HIPERSPACE is one of many Galois projects demonstrating Galois’s wide-ranging digital engineering capabilities. Designed to be a product line, the HIPERSPACE platform is an integrated set of hardware, firmware, and software systems engineering artifacts – including documentation, specifications, and source code – that can derive multiple different products from a build / synthesis / fabrication process. The product created and assured in HIPERSPACE is optimized for SDA’s current need: Low SWaP, high performance, and high assurance. But the same product line could be used to create a product with a different optimization function in mind, or simply to explore the trade space of spaceborne high assurance cryptography.

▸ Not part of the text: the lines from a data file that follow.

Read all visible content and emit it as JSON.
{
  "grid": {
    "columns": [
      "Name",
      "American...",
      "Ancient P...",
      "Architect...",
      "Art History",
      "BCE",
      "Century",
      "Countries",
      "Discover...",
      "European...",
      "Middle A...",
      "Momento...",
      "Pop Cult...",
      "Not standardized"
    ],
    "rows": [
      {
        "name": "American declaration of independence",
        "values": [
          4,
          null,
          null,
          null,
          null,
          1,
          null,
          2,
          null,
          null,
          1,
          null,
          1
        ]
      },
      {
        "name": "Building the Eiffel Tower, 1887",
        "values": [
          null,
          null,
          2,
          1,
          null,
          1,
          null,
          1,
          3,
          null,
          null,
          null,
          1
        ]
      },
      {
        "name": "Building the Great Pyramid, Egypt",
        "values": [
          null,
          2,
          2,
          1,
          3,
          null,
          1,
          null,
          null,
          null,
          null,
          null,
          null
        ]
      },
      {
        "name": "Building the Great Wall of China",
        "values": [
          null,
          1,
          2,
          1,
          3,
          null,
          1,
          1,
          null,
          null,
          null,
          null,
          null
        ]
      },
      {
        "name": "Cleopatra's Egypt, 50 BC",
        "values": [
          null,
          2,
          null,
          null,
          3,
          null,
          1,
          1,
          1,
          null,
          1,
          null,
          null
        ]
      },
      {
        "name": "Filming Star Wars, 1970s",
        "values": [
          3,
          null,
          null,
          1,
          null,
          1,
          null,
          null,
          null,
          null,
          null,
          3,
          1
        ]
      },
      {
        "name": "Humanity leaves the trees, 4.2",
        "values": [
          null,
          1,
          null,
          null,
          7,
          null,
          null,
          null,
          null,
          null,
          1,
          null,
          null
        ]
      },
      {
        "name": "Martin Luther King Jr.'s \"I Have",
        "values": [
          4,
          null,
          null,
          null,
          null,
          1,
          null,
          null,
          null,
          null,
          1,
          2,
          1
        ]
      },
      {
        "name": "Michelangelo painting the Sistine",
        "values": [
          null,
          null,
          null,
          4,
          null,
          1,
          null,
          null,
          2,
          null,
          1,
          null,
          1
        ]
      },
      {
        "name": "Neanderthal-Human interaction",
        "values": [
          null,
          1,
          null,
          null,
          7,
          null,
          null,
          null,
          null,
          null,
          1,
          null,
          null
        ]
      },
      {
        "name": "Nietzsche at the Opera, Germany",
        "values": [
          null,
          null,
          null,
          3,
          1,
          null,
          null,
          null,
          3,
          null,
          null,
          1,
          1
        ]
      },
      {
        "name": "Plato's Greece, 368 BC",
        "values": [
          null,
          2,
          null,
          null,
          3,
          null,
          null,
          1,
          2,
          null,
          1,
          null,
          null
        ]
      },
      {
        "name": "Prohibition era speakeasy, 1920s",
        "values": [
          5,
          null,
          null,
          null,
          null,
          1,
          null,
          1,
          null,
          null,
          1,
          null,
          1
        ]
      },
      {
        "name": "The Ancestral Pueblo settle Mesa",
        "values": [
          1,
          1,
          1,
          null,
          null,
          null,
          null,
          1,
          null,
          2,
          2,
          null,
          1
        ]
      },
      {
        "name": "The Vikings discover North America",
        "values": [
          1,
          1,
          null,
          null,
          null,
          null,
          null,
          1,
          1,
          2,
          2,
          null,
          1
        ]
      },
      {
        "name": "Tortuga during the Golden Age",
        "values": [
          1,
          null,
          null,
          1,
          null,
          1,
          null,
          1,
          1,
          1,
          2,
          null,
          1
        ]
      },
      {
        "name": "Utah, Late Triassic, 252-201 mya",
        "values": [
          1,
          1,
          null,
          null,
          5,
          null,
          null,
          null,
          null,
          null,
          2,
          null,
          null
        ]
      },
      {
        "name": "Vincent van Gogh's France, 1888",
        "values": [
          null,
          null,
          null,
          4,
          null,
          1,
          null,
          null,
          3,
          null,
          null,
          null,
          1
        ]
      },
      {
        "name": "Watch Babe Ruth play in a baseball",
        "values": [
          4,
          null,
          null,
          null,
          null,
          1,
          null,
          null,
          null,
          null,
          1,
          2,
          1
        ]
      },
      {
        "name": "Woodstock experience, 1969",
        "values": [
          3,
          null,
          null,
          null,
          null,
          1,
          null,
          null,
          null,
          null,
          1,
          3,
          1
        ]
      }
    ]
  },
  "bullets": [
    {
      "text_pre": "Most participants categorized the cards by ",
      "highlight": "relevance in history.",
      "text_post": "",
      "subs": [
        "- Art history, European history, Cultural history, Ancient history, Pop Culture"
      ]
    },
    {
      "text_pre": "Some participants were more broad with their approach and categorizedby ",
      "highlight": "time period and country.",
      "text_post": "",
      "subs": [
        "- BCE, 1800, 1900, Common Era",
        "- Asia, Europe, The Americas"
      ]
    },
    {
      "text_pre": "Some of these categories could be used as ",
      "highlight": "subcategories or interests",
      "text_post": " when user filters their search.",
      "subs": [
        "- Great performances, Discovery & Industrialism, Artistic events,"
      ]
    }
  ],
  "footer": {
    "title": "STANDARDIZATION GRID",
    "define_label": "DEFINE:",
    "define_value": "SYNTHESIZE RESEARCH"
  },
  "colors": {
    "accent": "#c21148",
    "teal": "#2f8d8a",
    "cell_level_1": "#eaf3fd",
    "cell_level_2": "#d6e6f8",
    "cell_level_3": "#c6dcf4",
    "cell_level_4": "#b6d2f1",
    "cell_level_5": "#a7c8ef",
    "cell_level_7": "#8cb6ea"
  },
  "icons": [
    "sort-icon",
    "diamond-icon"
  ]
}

Calculating the Jump to HIPERSPACE

Galois has extensive experience developing side-channel-free, high-assurance cryptographic cores. HIPERSPACE’s AES cores were formally specified using Cryptol, Galois’s flagship tool for simplifying the design, implementation, and verification process for cryptographic implementations. In fact, much of the register transfer-level (RTL) in HIPERSPACE is automatically generated by Cryptol from formal NSA-approved models of cryptographic algorithms.

HIPERSPACE’s cryptographic algorithms and protocols are specified using Cryptol, as well as several other formal languages. Client system requirements are captured as specifications in a semi-formal system specification language called ʟᴀɴᴅᴏ, including a cryptographic module subsystem.

Theorems in the Cryptol specification come directly from theorems stated in source documents, such as NIST standards and academic papers, and are refined from requirements expressed in ʟᴀɴᴅᴏ. Those theorems are used to validate the specification (formally validating that our AES256 specification is, in fact, AES256). The theorems demonstrate (through automated testing) and prove (using SAW) that software and firmware implementations of AES256 are exactly AES256 – no more, no less.

For the hardware implementation generated from Cryptol (which is further refined by Niobium engineers to meet performance goals), Galois uses a combination of in-house and traditional open source and proprietary hardware verification tools and techniques to demonstrate that the implementation conforms to the specification. In fact, our entire formal assurance case is based only on an open source verification flow using SAW, Cryptol, and YosysHQ’s Tabby CAD tool suite.

Results Faster Than Lightspeed

HIPERSPACE finished its second major milestone ahead of schedule. The team delivered the semi-formal and formal system specification, product line specification, architecture specification, and cryptographic algorithm specification. Using digital engineering, the Galois team proved, for all possible inputs, that software and firmware implementations (hand-written, automatically generated, or a combination) behave identically to the specification.

The HIPERSPACE platform is designed to exceed SDA’s baseline program objectives. For example, the SDA proposal request didn’t ask for a full digital engineering project, or for the project to be high-assurance, using formal methods. Galois is overachieving SDA’s goals within available budget not only for this project’s success but to further demonstrate the commercial viability of digital engineering and hardware/software co-design and co-verification product lines.

It’s also worth noting that the HIPERSPACE platform could be used in other contexts, not just for outer space. It is licensable for other demanding areas, including nationally critical infrastructure or national security use cases.

HIPERSPACE isn’t Galois’s first digital engineering application, nor its last. Deploying this methodology multiple times helps build evidence for digital engineering’s exemplary outcomes, saving time and costs, dramatically increasing assurance, and decreasing risk for our clients.

This material is based upon work supported by the Space Development Agency (SDA) under Contract No. HQ085022C0004. Any opinions, findings and conclusions or recommendations expressed in this material are those of the author(s) and do not necessarily reflect the views of the Space Development Agency (SDA).